Shares of behemoth food retailer Kroger Co. (NYSE: KR) rose more than 1% on June 18 after the company posted better-than-expected quarterly results and lifted its forecast for the remainder of the year.
Kroger, the biggest U.S. grocery chain, owns the Ralphs, Smith’s, and Food-4-Less grocery chains, as well as its namesake Kroger supermarkets.
In all, Kroger said its net profit rose to $619 million, or $1.25 per share, in the first quarter, up from $501 million, or 98 cents per share, in the same period a year earlier. On a percentage basis, Kroger’s earnings per share jumped 27% year-over-year.
Kroger’s earnings results beat analyst expectations, which the company has a habit of doing. It has beaten analysts’ forecasts by an average of 8% over the past four quarters.
Role of Cost Cuts
Kroger benefited from two key things last quarter. One was a meaningful reduction in costs. Total operating expenses, as a percentage of sales, fell 15 basis points last quarter, year over year.
A contributor to Kroger’s lower expenses could be the cost of milk, which has declined significantly in recent months. U.S. raw milk prices fell 32% on average from February-April, due to lower demand from China, as well as Russia’s ban on U.S. milk and dairy imports.
The other major factor in Kroger’s beat was stronger-than-expected same-store sales, which measures sales at locations open at least one year. Same-store sales, excluding fuel, rose 5.7%, beating the 4.4% growth anticipated by analysts.

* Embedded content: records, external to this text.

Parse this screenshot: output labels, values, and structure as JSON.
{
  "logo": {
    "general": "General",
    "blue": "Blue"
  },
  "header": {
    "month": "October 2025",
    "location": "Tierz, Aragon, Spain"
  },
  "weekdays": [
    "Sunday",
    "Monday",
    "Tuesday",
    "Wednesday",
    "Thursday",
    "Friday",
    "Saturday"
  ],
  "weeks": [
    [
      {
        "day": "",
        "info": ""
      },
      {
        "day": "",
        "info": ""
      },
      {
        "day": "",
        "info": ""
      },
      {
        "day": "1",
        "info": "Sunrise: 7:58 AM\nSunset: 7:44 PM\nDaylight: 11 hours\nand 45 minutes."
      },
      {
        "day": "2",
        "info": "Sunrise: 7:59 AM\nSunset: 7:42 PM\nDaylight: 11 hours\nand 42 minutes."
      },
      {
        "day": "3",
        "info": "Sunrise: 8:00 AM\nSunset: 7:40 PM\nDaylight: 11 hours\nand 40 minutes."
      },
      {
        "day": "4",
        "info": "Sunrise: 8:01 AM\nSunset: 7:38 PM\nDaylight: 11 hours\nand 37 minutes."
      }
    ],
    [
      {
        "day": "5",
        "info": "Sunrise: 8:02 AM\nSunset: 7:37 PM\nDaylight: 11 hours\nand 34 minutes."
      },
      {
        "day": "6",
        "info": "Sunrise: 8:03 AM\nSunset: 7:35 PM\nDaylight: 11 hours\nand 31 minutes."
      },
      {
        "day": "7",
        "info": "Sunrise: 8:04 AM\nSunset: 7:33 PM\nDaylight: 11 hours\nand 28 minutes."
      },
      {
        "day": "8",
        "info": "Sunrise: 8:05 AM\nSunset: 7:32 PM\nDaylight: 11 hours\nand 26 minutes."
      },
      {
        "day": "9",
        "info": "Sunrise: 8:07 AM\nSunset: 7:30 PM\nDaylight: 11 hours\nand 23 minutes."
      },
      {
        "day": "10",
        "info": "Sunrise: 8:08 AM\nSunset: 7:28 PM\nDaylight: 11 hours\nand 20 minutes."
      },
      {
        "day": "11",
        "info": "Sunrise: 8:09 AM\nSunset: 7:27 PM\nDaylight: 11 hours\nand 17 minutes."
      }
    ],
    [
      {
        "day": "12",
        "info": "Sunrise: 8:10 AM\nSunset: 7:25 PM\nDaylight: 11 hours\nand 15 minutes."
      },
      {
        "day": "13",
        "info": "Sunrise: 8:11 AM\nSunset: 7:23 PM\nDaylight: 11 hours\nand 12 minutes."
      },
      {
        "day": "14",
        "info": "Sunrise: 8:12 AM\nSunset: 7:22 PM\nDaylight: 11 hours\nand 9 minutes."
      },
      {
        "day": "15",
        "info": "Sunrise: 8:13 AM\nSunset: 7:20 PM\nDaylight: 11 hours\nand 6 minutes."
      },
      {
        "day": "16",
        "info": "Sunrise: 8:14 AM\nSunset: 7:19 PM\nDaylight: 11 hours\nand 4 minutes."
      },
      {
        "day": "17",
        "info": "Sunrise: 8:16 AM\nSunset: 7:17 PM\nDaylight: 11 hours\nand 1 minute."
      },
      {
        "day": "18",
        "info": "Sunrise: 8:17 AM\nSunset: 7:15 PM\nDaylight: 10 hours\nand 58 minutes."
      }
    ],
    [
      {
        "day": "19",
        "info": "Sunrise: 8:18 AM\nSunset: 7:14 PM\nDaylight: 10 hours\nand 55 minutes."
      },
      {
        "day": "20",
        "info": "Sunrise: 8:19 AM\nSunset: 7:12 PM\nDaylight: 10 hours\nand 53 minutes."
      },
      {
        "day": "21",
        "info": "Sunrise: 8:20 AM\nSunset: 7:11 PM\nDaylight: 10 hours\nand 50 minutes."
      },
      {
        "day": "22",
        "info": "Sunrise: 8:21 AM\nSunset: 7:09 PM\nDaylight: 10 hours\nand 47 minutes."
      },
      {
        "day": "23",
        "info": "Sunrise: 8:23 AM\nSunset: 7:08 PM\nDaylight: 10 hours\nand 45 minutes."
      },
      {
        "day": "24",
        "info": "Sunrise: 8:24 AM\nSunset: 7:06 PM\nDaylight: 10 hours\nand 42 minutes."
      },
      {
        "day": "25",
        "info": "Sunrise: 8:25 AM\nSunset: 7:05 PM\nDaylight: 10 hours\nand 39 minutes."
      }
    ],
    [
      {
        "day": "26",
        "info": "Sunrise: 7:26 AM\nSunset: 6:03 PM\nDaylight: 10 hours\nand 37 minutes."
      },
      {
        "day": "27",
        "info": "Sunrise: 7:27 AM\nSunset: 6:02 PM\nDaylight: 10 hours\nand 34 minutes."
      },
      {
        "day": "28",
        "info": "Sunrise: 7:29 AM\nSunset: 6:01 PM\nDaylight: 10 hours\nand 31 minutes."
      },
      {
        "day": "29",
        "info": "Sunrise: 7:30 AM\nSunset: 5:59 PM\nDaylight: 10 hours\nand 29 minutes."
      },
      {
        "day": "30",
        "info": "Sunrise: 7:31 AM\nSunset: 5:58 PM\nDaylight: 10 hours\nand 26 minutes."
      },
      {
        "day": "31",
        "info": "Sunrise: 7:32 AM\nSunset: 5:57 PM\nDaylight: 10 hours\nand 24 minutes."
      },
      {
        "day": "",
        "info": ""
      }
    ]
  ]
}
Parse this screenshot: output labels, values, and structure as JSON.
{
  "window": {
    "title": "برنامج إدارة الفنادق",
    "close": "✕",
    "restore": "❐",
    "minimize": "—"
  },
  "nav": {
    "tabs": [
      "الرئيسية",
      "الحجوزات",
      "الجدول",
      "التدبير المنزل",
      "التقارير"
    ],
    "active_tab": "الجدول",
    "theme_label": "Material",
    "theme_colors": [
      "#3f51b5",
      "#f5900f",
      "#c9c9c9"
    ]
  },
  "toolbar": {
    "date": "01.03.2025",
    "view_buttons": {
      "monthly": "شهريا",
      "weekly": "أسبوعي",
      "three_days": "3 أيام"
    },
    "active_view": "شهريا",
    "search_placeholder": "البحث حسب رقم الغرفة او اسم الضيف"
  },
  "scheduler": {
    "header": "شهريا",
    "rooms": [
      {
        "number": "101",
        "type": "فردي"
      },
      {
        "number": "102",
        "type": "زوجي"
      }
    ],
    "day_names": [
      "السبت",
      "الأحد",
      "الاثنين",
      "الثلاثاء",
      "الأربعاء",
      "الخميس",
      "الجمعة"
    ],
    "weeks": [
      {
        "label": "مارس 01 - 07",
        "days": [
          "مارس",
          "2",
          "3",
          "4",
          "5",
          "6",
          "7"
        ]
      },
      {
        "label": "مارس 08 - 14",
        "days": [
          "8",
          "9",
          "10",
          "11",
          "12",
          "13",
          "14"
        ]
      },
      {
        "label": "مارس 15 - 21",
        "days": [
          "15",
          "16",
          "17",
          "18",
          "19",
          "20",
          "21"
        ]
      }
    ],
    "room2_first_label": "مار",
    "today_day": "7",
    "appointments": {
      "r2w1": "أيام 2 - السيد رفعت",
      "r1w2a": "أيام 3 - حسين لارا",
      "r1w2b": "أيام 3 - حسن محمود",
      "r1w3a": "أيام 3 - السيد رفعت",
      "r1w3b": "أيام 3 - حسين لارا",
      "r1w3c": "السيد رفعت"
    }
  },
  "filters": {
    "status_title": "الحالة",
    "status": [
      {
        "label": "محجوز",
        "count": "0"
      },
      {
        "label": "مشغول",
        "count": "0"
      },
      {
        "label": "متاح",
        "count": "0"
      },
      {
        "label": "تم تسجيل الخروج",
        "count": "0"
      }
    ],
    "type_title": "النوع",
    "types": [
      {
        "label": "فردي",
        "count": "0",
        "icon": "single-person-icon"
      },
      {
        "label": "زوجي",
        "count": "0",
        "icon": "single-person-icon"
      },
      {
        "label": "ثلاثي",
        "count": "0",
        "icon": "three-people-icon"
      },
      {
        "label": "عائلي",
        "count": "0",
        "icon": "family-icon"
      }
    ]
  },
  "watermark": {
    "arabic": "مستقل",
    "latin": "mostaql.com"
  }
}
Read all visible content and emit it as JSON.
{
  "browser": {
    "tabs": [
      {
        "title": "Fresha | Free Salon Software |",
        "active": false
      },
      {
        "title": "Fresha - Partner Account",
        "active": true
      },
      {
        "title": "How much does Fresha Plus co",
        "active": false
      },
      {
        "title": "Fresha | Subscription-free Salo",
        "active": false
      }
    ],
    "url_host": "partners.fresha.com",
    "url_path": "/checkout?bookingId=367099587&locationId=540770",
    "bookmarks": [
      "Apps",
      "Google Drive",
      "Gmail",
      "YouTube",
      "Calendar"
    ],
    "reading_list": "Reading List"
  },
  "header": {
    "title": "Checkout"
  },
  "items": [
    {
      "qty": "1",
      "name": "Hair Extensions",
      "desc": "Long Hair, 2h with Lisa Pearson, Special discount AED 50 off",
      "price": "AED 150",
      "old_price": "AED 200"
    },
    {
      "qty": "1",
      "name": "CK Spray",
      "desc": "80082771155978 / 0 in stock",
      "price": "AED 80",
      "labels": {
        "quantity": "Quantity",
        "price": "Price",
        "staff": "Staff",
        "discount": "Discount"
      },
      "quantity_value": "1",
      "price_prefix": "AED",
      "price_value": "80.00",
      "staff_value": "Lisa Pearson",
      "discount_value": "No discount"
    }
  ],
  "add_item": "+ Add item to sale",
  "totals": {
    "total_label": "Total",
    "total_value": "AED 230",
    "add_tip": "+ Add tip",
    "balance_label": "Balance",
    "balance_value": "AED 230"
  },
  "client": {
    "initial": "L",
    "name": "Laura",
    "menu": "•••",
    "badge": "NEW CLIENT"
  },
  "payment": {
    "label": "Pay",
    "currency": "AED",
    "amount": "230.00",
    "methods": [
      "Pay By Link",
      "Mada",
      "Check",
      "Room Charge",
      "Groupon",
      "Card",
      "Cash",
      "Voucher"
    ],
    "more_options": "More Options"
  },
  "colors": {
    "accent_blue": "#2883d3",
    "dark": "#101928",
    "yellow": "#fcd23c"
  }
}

Kroger has a long streak of success, with an industry-leading 46 consecutive quarters of same-store sales growth. Looking back, Kroger has implemented a number of initiatives that have helped the company over the long term.
Kroger has achieved a long streak of strong results thanks to what management refers to as its “Customer First”strategy: low prices, high-quality product offerings and top-tier service by making the customer its highest priority.
Another wise strategy has been the rapid adoption of digital capabilities. Kroger has pushed hard to increase its technology and digital offerings to customers. That includes ClickList, its online ordering and customer-pickup service.
Consumers With More Cash
It seems the big tailwind working in Kroger’s favor last quarter was lower fuel prices. The price of oil is down by about 40% since the 2014 high point. This has been a big boost to consumers, who now have more disposable income since they’re spending less at the pump. With the savings, it appears many consumers have more cash to buy groceries.
Kroger’s performance was extremely impressive. Such high earnings growth is rare for a supermarket operator, where margins are thin and competition is intense.
Along with the quarterly results, Kroger boosted its full-year forecast for same-store sales. Management now expects same-supermarket sales to increase by 3.5% to 4.5% this fiscal year. The company had previously expected sales to increase by 3% to 4%.
Kroger stock has had a very impressive run. Shares are up 47% over the past year, and 122% in the past two years. The only qualm an investor could have about Kroger at this point is its valuation. After such huge gains, the stock now trades for 21 times earnings.
That is a lofty level for a large retailer. Kroger’s valuation is significantly higher than many of its peers, like Wal-Mart (NYSE: WMT), which trades for a more modest 14 times EPS.
However, if Kroger keeps growing, there’s no reason the stock can’t continue to perform well. The company has a habit of consistently growing, and routinely beats analyst expectations each quarter. If that trend continues, Kroger’s stock can still do well going forward.